3 questions au président de l'Union internationale du notariat
D&P : Comment se porte le notariat dans le monde ?
J. M. L. : Le notariat, et plus généralement le système juridique de droit continental, est en expansion constante. Aujourd’hui, nous comptons 87 notariats-membres, tous ayant mis leur diversité au service d’un projet d’avenir commun, au service des citoyens et de l’État partout dans le monde. Le notariat mondial doit relever les défis de la numérisation et de la coexistence avec les systèmes juridiques de Common Law, sans dénaturer son essence et en respectant la diversité de chacun. Le système de notariat de type latin s’adapte constamment aux nécessités de la société et des citoyens auxquels il rend service.
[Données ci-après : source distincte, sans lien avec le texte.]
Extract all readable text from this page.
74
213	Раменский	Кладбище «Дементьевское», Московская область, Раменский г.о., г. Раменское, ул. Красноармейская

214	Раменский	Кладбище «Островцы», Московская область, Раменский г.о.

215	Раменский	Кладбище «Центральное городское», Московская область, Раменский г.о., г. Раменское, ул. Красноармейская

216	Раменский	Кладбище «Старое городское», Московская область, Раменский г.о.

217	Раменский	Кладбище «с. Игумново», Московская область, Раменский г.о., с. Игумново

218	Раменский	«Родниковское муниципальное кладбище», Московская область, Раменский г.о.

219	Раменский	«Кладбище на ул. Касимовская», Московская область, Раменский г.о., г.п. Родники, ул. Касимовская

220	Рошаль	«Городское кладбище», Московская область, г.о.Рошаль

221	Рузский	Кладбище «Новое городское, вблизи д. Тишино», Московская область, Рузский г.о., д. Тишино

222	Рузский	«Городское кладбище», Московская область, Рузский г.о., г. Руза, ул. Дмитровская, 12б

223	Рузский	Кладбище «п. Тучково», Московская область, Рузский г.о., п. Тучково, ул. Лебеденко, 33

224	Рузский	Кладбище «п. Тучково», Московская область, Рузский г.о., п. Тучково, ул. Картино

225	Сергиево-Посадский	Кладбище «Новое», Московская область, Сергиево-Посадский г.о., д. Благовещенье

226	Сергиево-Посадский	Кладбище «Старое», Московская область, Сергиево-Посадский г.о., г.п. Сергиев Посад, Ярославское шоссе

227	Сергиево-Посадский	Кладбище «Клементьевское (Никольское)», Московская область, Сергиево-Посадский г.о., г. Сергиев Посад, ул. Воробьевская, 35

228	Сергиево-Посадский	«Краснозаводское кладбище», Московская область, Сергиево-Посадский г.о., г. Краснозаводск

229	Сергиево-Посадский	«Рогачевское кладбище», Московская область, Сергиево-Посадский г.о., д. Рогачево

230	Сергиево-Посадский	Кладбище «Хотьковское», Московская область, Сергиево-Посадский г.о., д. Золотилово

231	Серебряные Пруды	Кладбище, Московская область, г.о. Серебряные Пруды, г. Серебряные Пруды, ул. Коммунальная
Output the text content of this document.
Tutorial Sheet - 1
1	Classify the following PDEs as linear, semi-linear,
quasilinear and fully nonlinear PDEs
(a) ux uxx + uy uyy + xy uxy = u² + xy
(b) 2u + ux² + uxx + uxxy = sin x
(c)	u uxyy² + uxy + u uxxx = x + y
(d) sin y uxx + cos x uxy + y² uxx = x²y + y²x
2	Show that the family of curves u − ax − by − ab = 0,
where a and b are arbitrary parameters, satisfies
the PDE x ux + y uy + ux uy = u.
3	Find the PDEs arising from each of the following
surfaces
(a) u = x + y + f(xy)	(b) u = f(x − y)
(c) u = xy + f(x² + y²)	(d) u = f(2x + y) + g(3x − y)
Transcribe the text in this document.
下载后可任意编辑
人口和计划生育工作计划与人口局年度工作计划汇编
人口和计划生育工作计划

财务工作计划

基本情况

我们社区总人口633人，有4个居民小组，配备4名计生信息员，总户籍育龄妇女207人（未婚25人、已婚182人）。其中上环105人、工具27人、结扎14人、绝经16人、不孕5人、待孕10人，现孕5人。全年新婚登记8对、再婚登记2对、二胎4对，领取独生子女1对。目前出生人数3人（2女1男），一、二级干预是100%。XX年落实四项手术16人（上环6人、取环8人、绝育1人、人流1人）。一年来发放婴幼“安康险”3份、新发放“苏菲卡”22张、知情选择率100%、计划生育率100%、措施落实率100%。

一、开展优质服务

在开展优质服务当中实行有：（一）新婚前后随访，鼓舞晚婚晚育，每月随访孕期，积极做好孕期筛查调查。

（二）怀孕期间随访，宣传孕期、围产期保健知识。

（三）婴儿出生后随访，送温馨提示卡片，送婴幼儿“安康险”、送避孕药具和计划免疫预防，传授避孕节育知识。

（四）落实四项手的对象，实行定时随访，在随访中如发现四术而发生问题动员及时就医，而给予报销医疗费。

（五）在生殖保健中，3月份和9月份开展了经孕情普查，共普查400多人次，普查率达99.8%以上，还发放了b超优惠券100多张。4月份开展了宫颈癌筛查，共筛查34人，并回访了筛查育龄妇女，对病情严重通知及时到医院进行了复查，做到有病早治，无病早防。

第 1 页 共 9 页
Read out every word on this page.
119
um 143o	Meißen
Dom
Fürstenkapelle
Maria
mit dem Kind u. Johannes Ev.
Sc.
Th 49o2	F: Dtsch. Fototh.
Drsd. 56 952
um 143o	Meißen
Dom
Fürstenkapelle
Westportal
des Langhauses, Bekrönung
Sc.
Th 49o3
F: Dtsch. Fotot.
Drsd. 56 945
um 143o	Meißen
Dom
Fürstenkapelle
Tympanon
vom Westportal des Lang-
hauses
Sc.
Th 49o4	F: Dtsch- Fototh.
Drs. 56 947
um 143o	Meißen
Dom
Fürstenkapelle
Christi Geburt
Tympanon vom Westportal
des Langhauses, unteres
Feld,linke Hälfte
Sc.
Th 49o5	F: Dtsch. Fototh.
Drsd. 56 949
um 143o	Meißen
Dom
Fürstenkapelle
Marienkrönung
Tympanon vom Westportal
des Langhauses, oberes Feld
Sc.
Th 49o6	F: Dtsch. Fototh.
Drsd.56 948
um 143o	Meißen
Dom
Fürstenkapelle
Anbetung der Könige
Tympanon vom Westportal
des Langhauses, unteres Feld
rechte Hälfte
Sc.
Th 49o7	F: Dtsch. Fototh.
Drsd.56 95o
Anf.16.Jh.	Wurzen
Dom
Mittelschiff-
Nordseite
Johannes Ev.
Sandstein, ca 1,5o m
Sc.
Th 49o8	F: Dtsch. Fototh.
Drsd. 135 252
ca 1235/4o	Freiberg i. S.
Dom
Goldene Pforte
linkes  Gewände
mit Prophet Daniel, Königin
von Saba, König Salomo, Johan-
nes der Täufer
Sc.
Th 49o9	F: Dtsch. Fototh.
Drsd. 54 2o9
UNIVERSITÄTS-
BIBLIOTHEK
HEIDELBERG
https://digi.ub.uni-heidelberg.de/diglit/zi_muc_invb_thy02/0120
Celles-ci sont les mêmes partout dans le monde et requièrent un rythme beaucoup plus frénétique dans des lieux plutôt que dans d’autres. Le notariat, sans cesser d’être fidèle aux valeurs et à la fonction qui le définissent, utilise les nouvelles technologies comme instrument pour s’adapter à ces nécessités.
D&P : Lors de votre prise de fonction, vous avez fait part de votre souhait d’élargir les missions des notaires au service des citoyens. À quelles missions pensez-vous ?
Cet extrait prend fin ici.